Examples of last year’s goal analysis:  I wanted to backpack the Standing Stone Trail, but I ended up doing the Chuck Keiper instead.  (The SST goes back on the list for 2014.)  I wanted to hike the Pennsylvania section of Appalachian Trail; I did one-fourth of it, from Pen-Mar to Boiling Springs, 57 miles in three days of slackpacking.   I wanted to get to three KTA trail cares, but I exceeded and managed to show up at five.  I wanted to run/jog-hike-or-backpack at least 75 miles every month, and that I did, because it’s a fitness discipline to which I consistently hold myself.  I wanted to read 24 books, including four classics; I read 21, including three classics.    
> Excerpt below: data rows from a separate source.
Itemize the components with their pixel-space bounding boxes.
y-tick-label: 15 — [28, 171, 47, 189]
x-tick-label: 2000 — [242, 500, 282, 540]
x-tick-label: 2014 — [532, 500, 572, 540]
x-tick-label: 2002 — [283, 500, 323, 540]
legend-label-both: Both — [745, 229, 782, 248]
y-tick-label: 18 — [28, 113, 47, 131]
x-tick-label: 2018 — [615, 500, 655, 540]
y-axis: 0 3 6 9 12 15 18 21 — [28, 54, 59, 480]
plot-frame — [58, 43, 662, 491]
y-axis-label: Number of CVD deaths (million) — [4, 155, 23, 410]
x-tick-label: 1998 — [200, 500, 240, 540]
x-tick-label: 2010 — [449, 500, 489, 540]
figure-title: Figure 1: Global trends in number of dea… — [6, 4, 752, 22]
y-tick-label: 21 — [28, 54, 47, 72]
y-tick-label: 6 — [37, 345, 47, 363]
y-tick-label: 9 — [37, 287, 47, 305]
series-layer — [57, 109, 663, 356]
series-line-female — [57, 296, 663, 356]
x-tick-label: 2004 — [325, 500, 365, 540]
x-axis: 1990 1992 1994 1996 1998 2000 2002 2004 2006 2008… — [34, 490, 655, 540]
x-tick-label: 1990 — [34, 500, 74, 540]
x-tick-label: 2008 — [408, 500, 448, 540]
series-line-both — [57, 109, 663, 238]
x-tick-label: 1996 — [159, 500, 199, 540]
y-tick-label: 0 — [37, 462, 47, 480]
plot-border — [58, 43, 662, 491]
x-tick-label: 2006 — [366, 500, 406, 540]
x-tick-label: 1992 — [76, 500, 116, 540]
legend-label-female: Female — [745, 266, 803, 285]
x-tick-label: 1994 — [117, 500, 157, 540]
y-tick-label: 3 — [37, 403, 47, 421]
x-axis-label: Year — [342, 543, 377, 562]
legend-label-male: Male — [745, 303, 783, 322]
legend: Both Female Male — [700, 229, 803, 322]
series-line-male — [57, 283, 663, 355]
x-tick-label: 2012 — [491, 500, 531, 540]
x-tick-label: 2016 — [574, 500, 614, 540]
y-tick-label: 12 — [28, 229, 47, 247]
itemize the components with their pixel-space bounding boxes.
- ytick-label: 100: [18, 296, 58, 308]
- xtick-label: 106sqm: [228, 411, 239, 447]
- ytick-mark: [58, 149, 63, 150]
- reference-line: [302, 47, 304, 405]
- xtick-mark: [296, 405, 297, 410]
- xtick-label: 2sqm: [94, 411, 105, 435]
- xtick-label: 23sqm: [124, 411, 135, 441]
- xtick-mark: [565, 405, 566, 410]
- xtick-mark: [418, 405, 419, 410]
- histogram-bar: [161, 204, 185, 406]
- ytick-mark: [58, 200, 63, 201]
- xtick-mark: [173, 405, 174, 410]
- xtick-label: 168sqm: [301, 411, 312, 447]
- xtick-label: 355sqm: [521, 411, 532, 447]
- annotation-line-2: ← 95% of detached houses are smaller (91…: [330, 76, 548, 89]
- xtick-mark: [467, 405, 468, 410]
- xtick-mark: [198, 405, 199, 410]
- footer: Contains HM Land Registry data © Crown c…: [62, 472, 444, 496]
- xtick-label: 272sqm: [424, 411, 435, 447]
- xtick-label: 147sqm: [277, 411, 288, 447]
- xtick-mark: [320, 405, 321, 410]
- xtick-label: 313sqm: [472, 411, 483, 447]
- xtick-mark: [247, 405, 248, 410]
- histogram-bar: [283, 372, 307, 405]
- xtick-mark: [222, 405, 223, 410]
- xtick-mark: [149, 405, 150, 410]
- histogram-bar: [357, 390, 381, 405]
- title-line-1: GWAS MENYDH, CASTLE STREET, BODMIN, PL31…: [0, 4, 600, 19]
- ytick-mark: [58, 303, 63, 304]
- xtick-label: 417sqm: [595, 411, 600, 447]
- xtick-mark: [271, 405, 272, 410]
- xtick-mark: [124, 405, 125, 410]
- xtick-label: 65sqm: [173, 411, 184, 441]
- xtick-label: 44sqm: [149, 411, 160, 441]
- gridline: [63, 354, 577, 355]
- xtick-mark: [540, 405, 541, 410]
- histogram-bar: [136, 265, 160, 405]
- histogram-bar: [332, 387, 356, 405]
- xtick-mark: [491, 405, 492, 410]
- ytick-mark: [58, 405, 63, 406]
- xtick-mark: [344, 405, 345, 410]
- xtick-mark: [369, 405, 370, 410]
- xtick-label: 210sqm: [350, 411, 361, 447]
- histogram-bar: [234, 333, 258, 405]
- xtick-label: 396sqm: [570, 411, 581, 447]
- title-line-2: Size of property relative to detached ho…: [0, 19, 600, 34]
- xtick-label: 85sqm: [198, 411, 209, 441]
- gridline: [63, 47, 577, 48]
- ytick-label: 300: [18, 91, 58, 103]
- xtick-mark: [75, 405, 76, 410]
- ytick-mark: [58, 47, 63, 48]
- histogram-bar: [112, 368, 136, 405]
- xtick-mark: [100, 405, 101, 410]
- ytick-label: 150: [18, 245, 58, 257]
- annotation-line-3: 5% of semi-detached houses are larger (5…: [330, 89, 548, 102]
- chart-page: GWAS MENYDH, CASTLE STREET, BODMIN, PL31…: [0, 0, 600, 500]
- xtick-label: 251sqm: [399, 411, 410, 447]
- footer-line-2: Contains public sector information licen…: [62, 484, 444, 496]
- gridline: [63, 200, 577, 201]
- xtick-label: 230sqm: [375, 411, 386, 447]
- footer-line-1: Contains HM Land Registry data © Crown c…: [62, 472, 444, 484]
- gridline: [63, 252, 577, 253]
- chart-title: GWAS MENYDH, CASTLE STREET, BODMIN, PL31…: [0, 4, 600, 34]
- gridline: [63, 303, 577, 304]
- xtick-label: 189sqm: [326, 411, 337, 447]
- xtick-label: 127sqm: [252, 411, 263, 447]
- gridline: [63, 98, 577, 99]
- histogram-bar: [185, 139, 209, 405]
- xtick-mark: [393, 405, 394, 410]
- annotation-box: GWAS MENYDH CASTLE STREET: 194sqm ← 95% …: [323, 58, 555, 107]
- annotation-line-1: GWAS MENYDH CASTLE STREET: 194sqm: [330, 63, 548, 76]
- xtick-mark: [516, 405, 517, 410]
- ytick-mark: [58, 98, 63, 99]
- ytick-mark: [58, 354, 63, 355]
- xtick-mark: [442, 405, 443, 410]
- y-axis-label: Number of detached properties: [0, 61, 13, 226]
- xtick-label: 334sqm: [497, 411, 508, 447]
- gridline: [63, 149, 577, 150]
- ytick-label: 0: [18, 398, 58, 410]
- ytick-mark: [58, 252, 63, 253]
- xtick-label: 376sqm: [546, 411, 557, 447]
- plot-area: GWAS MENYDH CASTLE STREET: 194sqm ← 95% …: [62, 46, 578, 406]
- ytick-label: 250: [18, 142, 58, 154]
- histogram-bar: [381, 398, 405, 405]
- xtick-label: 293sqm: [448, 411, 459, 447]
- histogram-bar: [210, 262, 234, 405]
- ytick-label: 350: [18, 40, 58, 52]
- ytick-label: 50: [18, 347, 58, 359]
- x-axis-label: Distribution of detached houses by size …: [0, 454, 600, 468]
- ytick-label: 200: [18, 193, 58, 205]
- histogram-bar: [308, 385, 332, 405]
Thinking about the legacy my life will leave is also always important to me.  Stephen Covey, in First Things First, urges that we “live with the end in sight” – establishing priorities perhaps by imagining the memorial service when life is over, and examining our choices to see what commendable results people will be able to see when our time is up.   Did we volunteer and put our time, our energy, our creativity, and our money into worthy causes?  Did we help some children along the way?  What trails have we blazed – perhaps literally! – for others?  

Learning to give wisely has been an on-going process for me.  My passion is meeting needs where poverty exists around the world, but I also care about meeting local needs, and social and environmental needs factor in as well.  We KTA members are a small band, and our cause, Pennsylvania trails, is important, so I make KTA one of my top three charities, the one that gets all I can give in my “environment and nature” category.

I hope you’ll establish worthy goals for 2014 and for your life, and I hope KTA and Pennsylvania footpaths will figure into your dreams and plans.  “Tell me, what is it you plan to do with your one wild and precious life?”